3.5 KiB
3.5 KiB
LLM System: Safety, Privacy & Reasoning Traces (Starter Template)
Last Updated: 2025-12-12
Phase: Phase 0 (Planning)
Status: Draft — finalize in Phase 1
Owner: Security + AI/LLM Lead
References:
/docs/backend/security.md/docs/llm/prompting.md
This document defines the safety posture for any LLM‑backed feature: privacy, injection defenses, tool safety, and what you log.
1. Safety Goals
- Prevent leakage of PII/tenant secrets to LLMs, logs, or UI.
- Resist prompt injection and untrusted context manipulation.
- Ensure outputs are safe to act on (validated, bounded, auditable).
2. Data Classification & Handling
Define categories for your domain:
- Public: safe to send and store.
- Internal: safe to send only if necessary; store minimally.
- Sensitive (PII/PHI/PCI/Secrets): never send unless explicitly approved; never store in traces.
3. Redaction Pipeline (before LLM)
Apply a mandatory pre‑processing step in callLLM():
- Detect sensitive fields (allowlist what can be sent, not what can’t).
- Redact or hash PII (names, emails, phone, addresses, IDs, card data).
- Replace with stable placeholders:
{{USER_EMAIL_HASH}}. - Attach a “redaction summary” to logs (no raw PII).
4. Prompt Injection & Untrusted Context
- Delimit untrusted input (
<untrusted_input>...</untrusted_input>). - Never allow untrusted text to override system constraints.
- For RAG: treat retrieved docs as untrusted unless curated.
- If injection detected → refuse or ask for human review.
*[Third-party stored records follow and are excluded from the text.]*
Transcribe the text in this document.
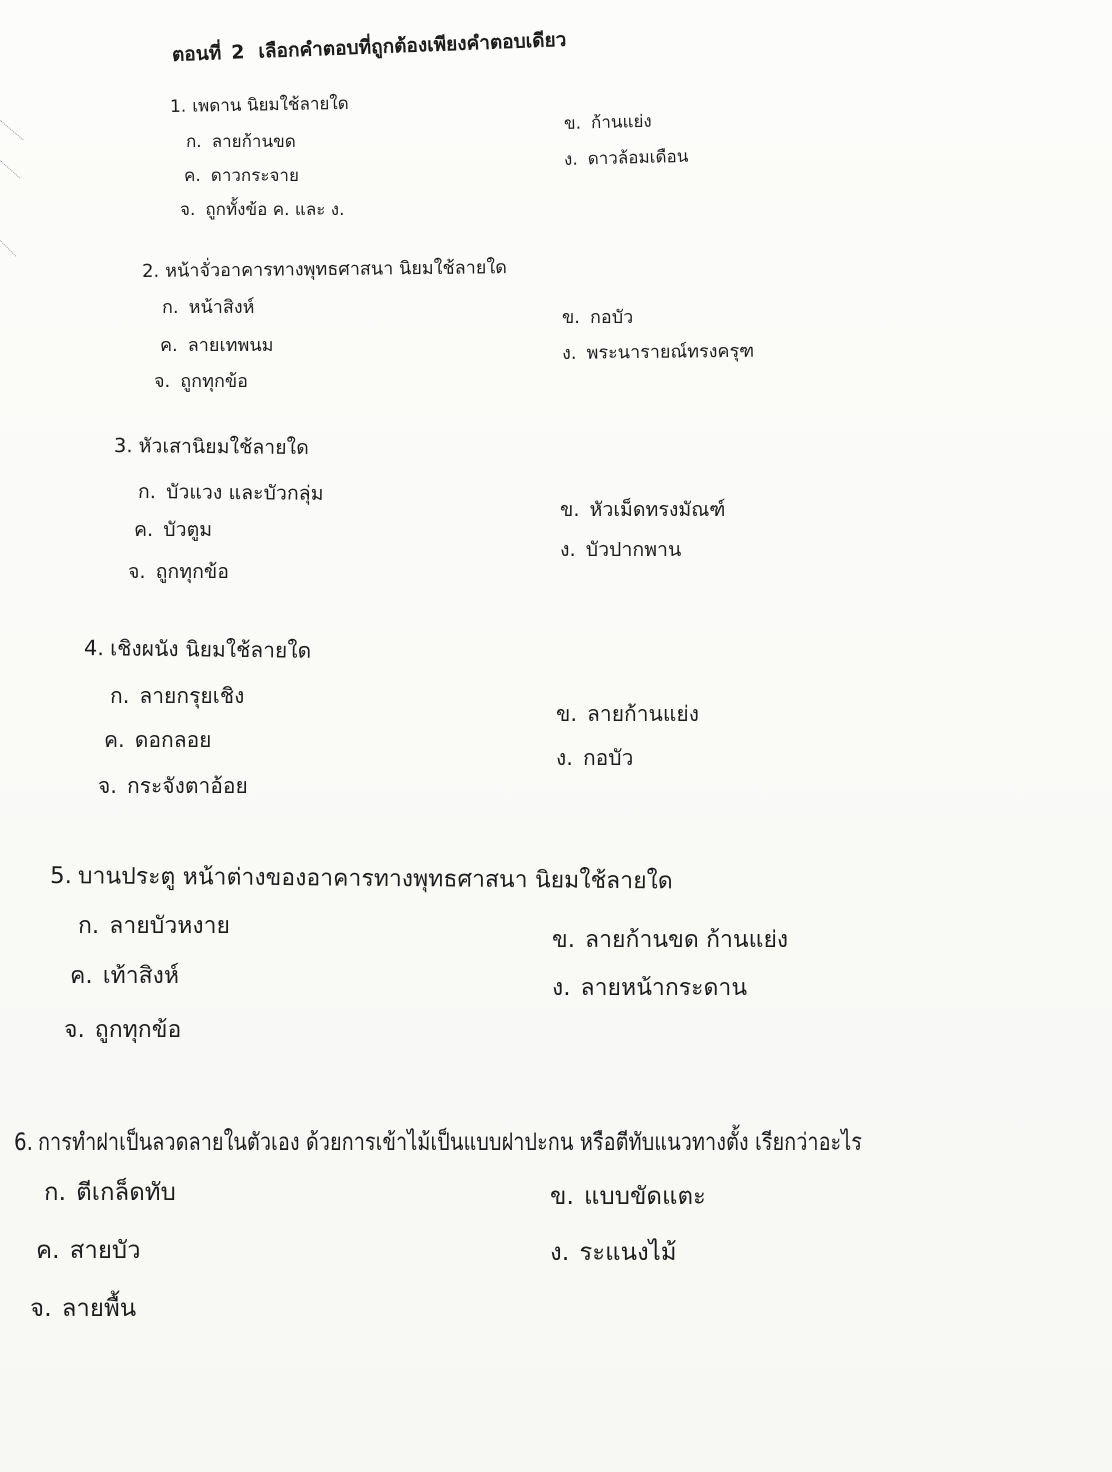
ตอนที่ 2 เลือกคำตอบที่ถูกต้องเพียงคำตอบเดียว
1. เพดาน นิยมใช้ลายใด
ก. ลายก้านขด
ข. ก้านแย่ง
ค. ดาวกระจาย
ง. ดาวล้อมเดือน
จ. ถูกทั้งข้อ ค. และ ง.
2. หน้าจั่วอาคารทางพุทธศาสนา นิยมใช้ลายใด
ก. หน้าสิงห์	ข. กอบัว
ค. ลายเทพนม	ง. พระนารายณ์ทรงครุฑ
จ. ถูกทุกข้อ
3. หัวเสานิยมใช้ลายใด
ก. บัวแวง และบัวกลุ่ม
ข. หัวเม็ดทรงมัณฑ์
ค. บัวตูม
ง. บัวปากพาน
จ. ถูกทุกข้อ
4. เชิงผนัง นิยมใช้ลายใด
ก. ลายกรุยเชิง
ข. ลายก้านแย่ง
ค. ดอกลอย
ง. กอบัว
จ. กระจังตาอ้อย
5. บานประตู หน้าต่างของอาคารทางพุทธศาสนา นิยมใช้ลายใด
ก. ลายบัวหงาย
ข. ลายก้านขด ก้านแย่ง
ค. เท้าสิงห์	ง. ลายหน้ากระดาน
จ. ถูกทุกข้อ
6. การทำฝาเป็นลวดลายในตัวเอง ด้วยการเข้าไม้เป็นแบบฝาปะกน หรือตีทับแนวทางตั้ง เรียกว่าอะไร
ก. ตีเกล็ดทับ	ข. แบบขัดแตะ
ค. สายบัว	ง. ระแนงไม้
จ. ลายพื้น
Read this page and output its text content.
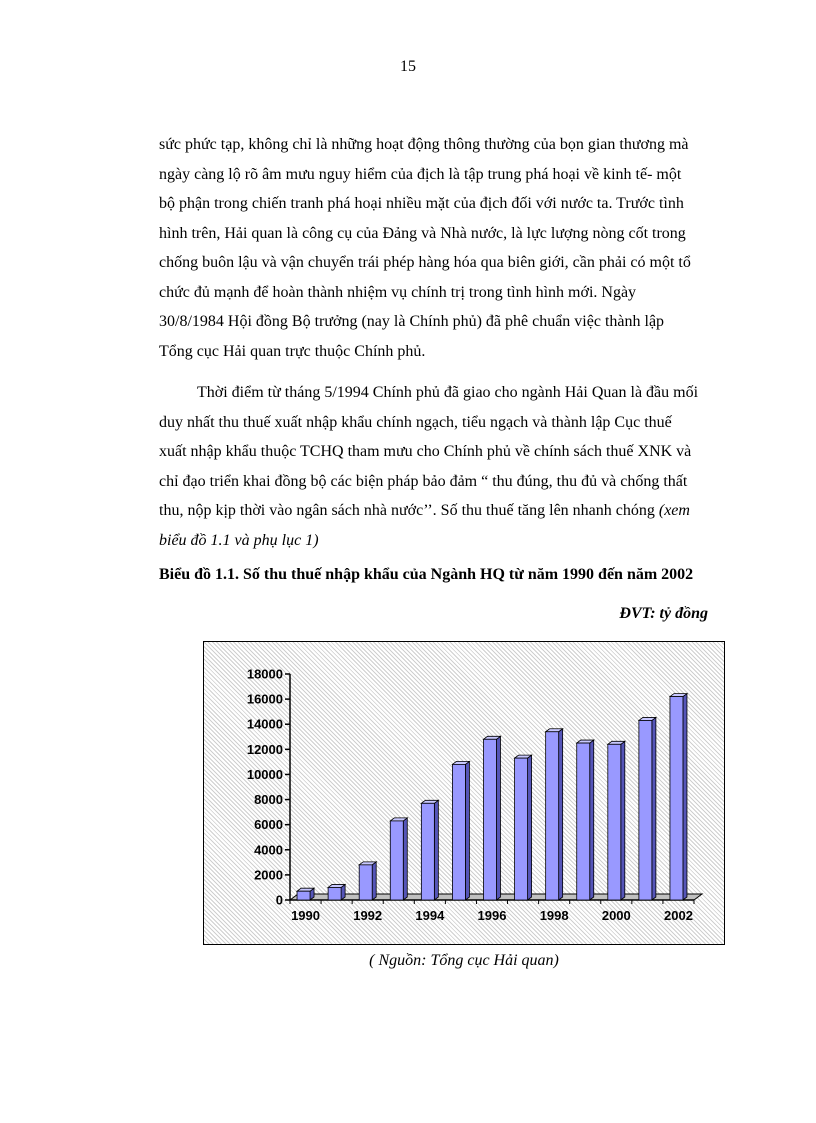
15
sức phức tạp, không chỉ là những hoạt động thông thường của bọn gian thương mà
ngày càng lộ rõ âm mưu nguy hiểm của địch là tập trung phá hoại về kinh tế- một
bộ phận trong chiến tranh phá hoại nhiều mặt của địch đối với nước ta. Trước tình
hình trên, Hải quan là công cụ của Đảng và Nhà nước, là lực lượng nòng cốt trong
chống buôn lậu và vận chuyển trái phép hàng hóa qua biên giới, cần phải có một tổ
chức đủ mạnh để hoàn thành nhiệm vụ chính trị trong tình hình mới. Ngày
30/8/1984 Hội đồng Bộ trưởng (nay là Chính phủ) đã phê chuẩn việc thành lập
Tổng cục Hải quan trực thuộc Chính phủ.
Thời điểm từ tháng 5/1994 Chính phủ đã giao cho ngành Hải Quan là đầu mối
duy nhất thu thuế xuất nhập khẩu chính ngạch, tiểu ngạch và thành lập Cục thuế
xuất nhập khẩu thuộc TCHQ tham mưu cho Chính phủ về chính sách thuế XNK và
chỉ đạo triển khai đồng bộ các biện pháp bảo đảm “ thu đúng, thu đủ và chống thất
thu, nộp kịp thời vào ngân sách nhà nước’’. Số thu thuế tăng lên nhanh chóng (xem
biểu đồ 1.1 và phụ lục 1)
Biểu đồ 1.1. Số thu thuế nhập khẩu của Ngành HQ từ năm 1990 đến năm 2002
ĐVT: tỷ đồng
0
2000
4000
6000
8000
10000
12000
14000
16000
18000
1990	1992	1994	1996	1998	2000	2002
( Nguồn: Tổng cục Hải quan)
5. Tool / Agent Safety (if applicable)
- Tool allowlist with scopes and rate limits.
- Confirm destructive actions with humans (“human checkpoint”).
- Constrain tool outputs length and validate before reuse.
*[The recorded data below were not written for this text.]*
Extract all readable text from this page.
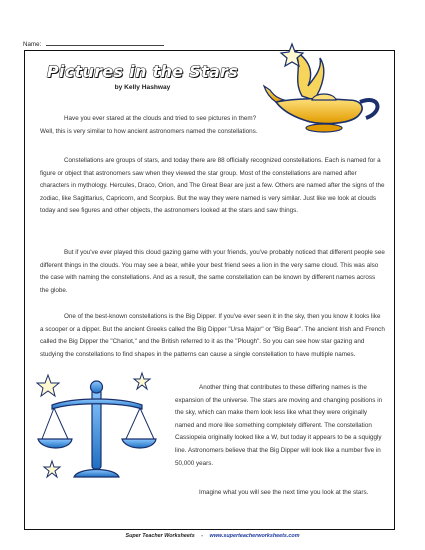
Name:
Pictures in the Stars
by Kelly Hashway

Have you ever stared at the clouds and tried to see pictures in them? Well, this is very similar to how ancient astronomers named the constellations.

Constellations are groups of stars, and today there are 88 officially recognized constellations. Each is named for a figure or object that astronomers saw when they viewed the star group. Most of the constellations are named after characters in mythology. Hercules, Draco, Orion, and The Great Bear are just a few. Others are named after the signs of the zodiac, like Sagittarius, Capricorn, and Scorpius. But the way they were named is very similar. Just like we look at clouds today and see figures and other objects, the astronomers looked at the stars and saw things.

But if you've ever played this cloud gazing game with your friends, you've probably noticed that different people see different things in the clouds. You may see a bear, while your best friend sees a lion in the very same cloud. This was also the case with naming the constellations. And as a result, the same constellation can be known by different names across the globe.

One of the best-known constellations is the Big Dipper. If you've ever seen it in the sky, then you know it looks like a scooper or a dipper. But the ancient Greeks called the Big Dipper "Ursa Major" or "Big Bear". The ancient Irish and French called the Big Dipper the "Chariot," and the British referred to it as the "Plough". So you can see how star gazing and studying the constellations to find shapes in the patterns can cause a single constellation to have multiple names.

Another thing that contributes to these differing names is the expansion of the universe. The stars are moving and changing positions in the sky, which can make them look less like what they were originally named and more like something completely different. The constellation Cassiopeia originally looked like a W, but today it appears to be a squiggly line. Astronomers believe that the Big Dipper will look like a number five in 50,000 years.

Imagine what you will see the next time you look at the stars.

Super Teacher Worksheets - www.superteacherworksheets.com
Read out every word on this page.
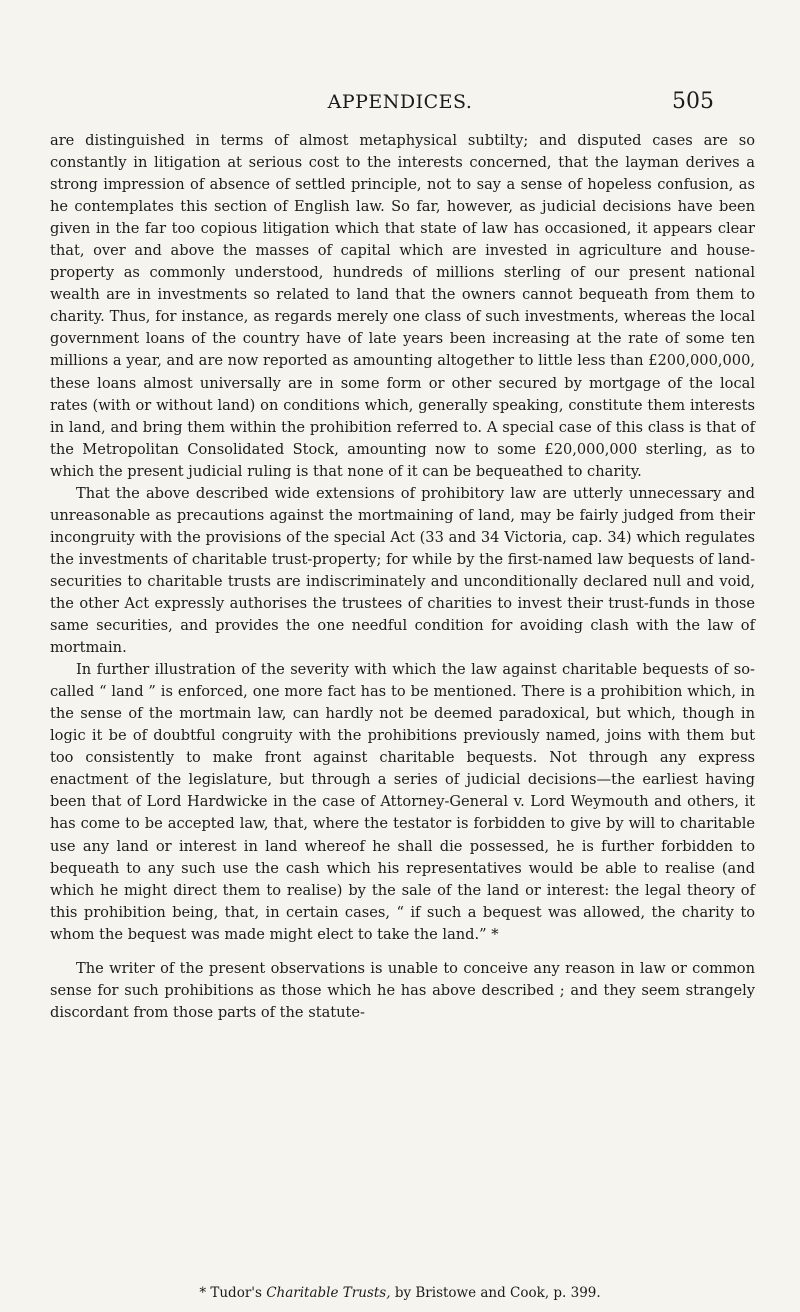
APPENDICES.	505

are distinguished in terms of almost metaphysical subtilty; and disputed cases are so constantly in litigation at serious cost to the interests concerned, that the layman derives a strong impression of absence of settled principle, not to say a sense of hopeless confusion, as he contemplates this section of English law. So far, however, as judicial decisions have been given in the far too copious litigation which that state of law has occasioned, it appears clear that, over and above the masses of capital which are invested in agriculture and house-property as commonly understood, hundreds of millions sterling of our present national wealth are in investments so related to land that the owners cannot bequeath from them to charity. Thus, for instance, as regards merely one class of such investments, whereas the local government loans of the country have of late years been increasing at the rate of some ten millions a year, and are now reported as amounting altogether to little less than £200,000,000, these loans almost universally are in some form or other secured by mortgage of the local rates (with or without land) on conditions which, generally speaking, constitute them interests in land, and bring them within the prohibition referred to. A special case of this class is that of the Metropolitan Consolidated Stock, amounting now to some £20,000,000 sterling, as to which the present judicial ruling is that none of it can be bequeathed to charity.

That the above described wide extensions of prohibitory law are utterly unnecessary and unreasonable as precautions against the mortmaining of land, may be fairly judged from their incongruity with the provisions of the special Act (33 and 34 Victoria, cap. 34) which regulates the investments of charitable trust-property; for while by the first-named law bequests of land-securities to charitable trusts are indiscriminately and unconditionally declared null and void, the other Act expressly authorises the trustees of charities to invest their trust-funds in those same securities, and provides the one needful condition for avoiding clash with the law of mortmain.

In further illustration of the severity with which the law against charitable bequests of so-called “ land ” is enforced, one more fact has to be mentioned. There is a prohibition which, in the sense of the mortmain law, can hardly not be deemed paradoxical, but which, though in logic it be of doubtful congruity with the prohibitions previously named, joins with them but too consistently to make front against charitable bequests. Not through any express enactment of the legislature, but through a series of judicial decisions—the earliest having been that of Lord Hardwicke in the case of Attorney-General v. Lord Weymouth and others, it has come to be accepted law, that, where the testator is forbidden to give by will to charitable use any land or interest in land whereof he shall die possessed, he is further forbidden to bequeath to any such use the cash which his representatives would be able to realise (and which he might direct them to realise) by the sale of the land or interest: the legal theory of this prohibition being, that, in certain cases, “ if such a bequest was allowed, the charity to whom the bequest was made might elect to take the land.” *

The writer of the present observations is unable to conceive any reason in law or common sense for such prohibitions as those which he has above described ; and they seem strangely discordant from those parts of the statute-

* Tudor's Charitable Trusts, by Bristowe and Cook, p. 399.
6. reasoning_trace Specification
reasoning_trace is optional and should be safe to show to humans.
Store only structured, privacy‑safe metadata, never raw prompts or user PII.
Allowed fields (example)
{
"prompt_version": "classify@1.2.0",
"model": "provider:model",
"inputs": { "redacted": true, "source_ids": ["..."] },
"steps": [
{ "type": "rule_hit", "rule_id": "r_123", "confidence": 0.72 },
{ "type": "retrieval", "top_k": 5, "doc_ids": ["d1","d2"] },
{ "type": "llm_call", "confidence": 0.64 }
],
"output": { "label": "X", "confidence": 0.64 },
"trace_id": "..."
}
Explicitly disallowed in traces
- Raw user input, webhook payloads, or document text.
- Emails, phone numbers, addresses, names, gov IDs.
- Payment data, auth tokens, API keys, secrets.
- Full prompts or full LLM responses (store refs or summaries only).
How we guarantee “no PII” in traces
- Schema allowlist: trace is validated against a strict schema with only allowed keys.
- Redaction required:
callLLM()setsinputs.redacted=trueonly after redaction succeeded. - PII linting: server‑side scan of trace JSON for patterns (emails, phones, IDs) before storing.
- UI gating: only safe fields are rendered; raw text never shown from trace.
- Audits: periodic sampling in Phase 3+ to verify zero leakage.
7. Storage & Retention
- Traces stored per tenant; encrypted at rest.
- Retention window aligned with compliance needs.
- Ability to disable traces globally or per tenant.
8. Open Questions to Lock in Phase 1
- Exact redaction rules and allowlist fields.
- Whether to store any raw LLM outputs outside traces (audit vault).
- Who can access traces in UI and API.